What does this mean?
Both Rudolf Steiner, founder of Waldorf schools, and John Dewey, famous for his contribution to pedagogy, worked to reform traditional education methods in the 20th century. Although their ideas differ in many regards, they both believed that education should incorporate active (physical) participation that allows students to connect their personal experiences to the information they are introduced to at school. This would not only make learning more enjoyable; rather, both considered this to be a superior mode of education in its focus on applying and internalizing knowledge. VR makes a similar promise: connecting personal experience to the curriculum, thus deepening a student’s understanding, motivating students to participate more actively in the classroom and preparing them to apply what is learned. Furthermore, VR can bring students into contact with environments and experiences that they otherwise would not have access to.
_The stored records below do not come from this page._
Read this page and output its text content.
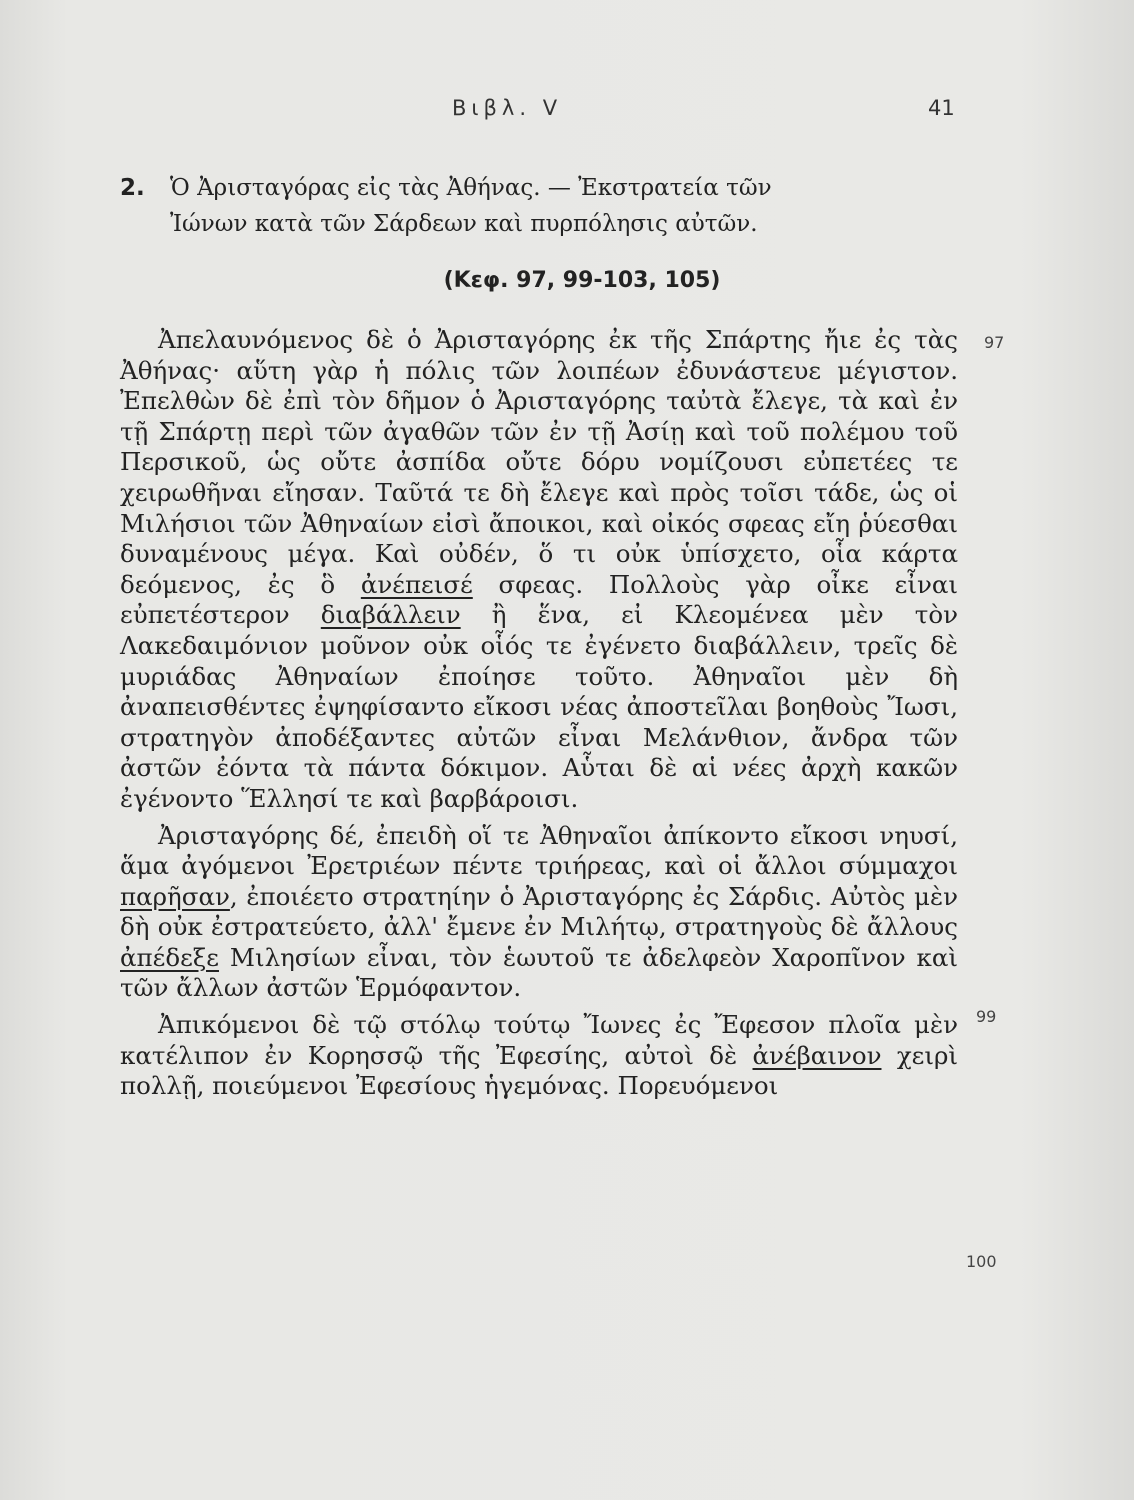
Βιβλ. V	41
2. Ὁ Ἀρισταγόρας εἰς τὰς Ἀθήνας. — Ἐκστρατεία τῶν
Ἰώνων κατὰ τῶν Σάρδεων καὶ πυρπόλησις αὐτῶν.
(Κεφ. 97, 99-103, 105)
97
99
100

Ἀπελαυνόμενος δὲ ὁ Ἀρισταγόρης ἐκ τῆς Σπάρτης ἤιε ἐς τὰς Ἀθήνας· αὕτη γὰρ ἡ πόλις τῶν λοιπέων ἐδυνάστευε μέγιστον. Ἐπελθὼν δὲ ἐπὶ τὸν δῆμον ὁ Ἀρισταγόρης ταὐτὰ ἔλεγε, τὰ καὶ ἐν τῇ Σπάρτῃ περὶ τῶν ἀγαθῶν τῶν ἐν τῇ Ἀσίῃ καὶ τοῦ πολέμου τοῦ Περσικοῦ, ὡς οὔτε ἀσπίδα οὔτε δόρυ νομίζουσι εὐπετέες τε χειρωθῆναι εἴησαν. Ταῦτά τε δὴ ἔλεγε καὶ πρὸς τοῖσι τάδε, ὡς οἱ Μιλήσιοι τῶν Ἀθηναίων εἰσὶ ἄποικοι, καὶ οἰκός σφεας εἴη ῥύεσθαι δυναμένους μέγα. Καὶ οὐδέν, ὅ τι οὐκ ὑπίσχετο, οἷα κάρτα δεόμενος, ἐς ὃ ἀνέπεισέ σφεας. Πολλοὺς γὰρ οἶκε εἶναι εὐπετέστερον διαβάλλειν ἢ ἕνα, εἰ Κλεομένεα μὲν τὸν Λακεδαιμόνιον μοῦνον οὐκ οἷός τε ἐγένετο διαβάλλειν, τρεῖς δὲ μυριάδας Ἀθηναίων ἐποίησε τοῦτο. Ἀθηναῖοι μὲν δὴ ἀναπεισθέντες ἐψηφίσαντο εἴκοσι νέας ἀποστεῖλαι βοηθοὺς Ἴωσι, στρατηγὸν ἀποδέξαντες αὐτῶν εἶναι Μελάνθιον, ἄνδρα τῶν ἀστῶν ἐόντα τὰ πάντα δόκιμον. Αὗται δὲ αἱ νέες ἀρχὴ κακῶν ἐγένοντο Ἕλλησί τε καὶ βαρβάροισι.

Ἀρισταγόρης δέ, ἐπειδὴ οἵ τε Ἀθηναῖοι ἀπίκοντο εἴκοσι νηυσί, ἅμα ἀγόμενοι Ἐρετριέων πέντε τριήρεας, καὶ οἱ ἄλλοι σύμμαχοι παρῆσαν, ἐποιέετο στρατηίην ὁ Ἀρισταγόρης ἐς Σάρδις. Αὐτὸς μὲν δὴ οὐκ ἐστρατεύετο, ἀλλ' ἔμενε ἐν Μιλήτῳ, στρατηγοὺς δὲ ἄλλους ἀπέδεξε Μιλησίων εἶναι, τὸν ἑωυτοῦ τε ἀδελφεὸν Χαροπῖνον καὶ τῶν ἄλλων ἀστῶν Ἑρμόφαντον.

Ἀπικόμενοι δὲ τῷ στόλῳ τούτῳ Ἴωνες ἐς Ἔφεσον πλοῖα μὲν κατέλιπον ἐν Κορησσῷ τῆς Ἐφεσίης, αὐτοὶ δὲ ἀνέβαινον χειρὶ πολλῇ, ποιεύμενοι Ἐφεσίους ἡγεμόνας. Πορευόμενοι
Making “field trips” to foreign countries or even into space or back in time are within reach with VR programs. Skill education, such as leadership skills in business schools, might also be taught more effectively through VR programs. As these examples suggest, VR has the potential to address the labor market’s long-held desire for youngsters to be prepared for their working lives not only through theory but also through experience and practical application. However, there are still some barriers that prevent VR from fully entering the classroom. For many schools, VR kits are still too expensive. Moreover, there is a lack of research on the effects of VR on child development. And, last but not least, many schools, including Waldorf schools, may hesitate to allow the digital world to play an even greater role in the already technology-saturated lives of students, given their philosophies on child development.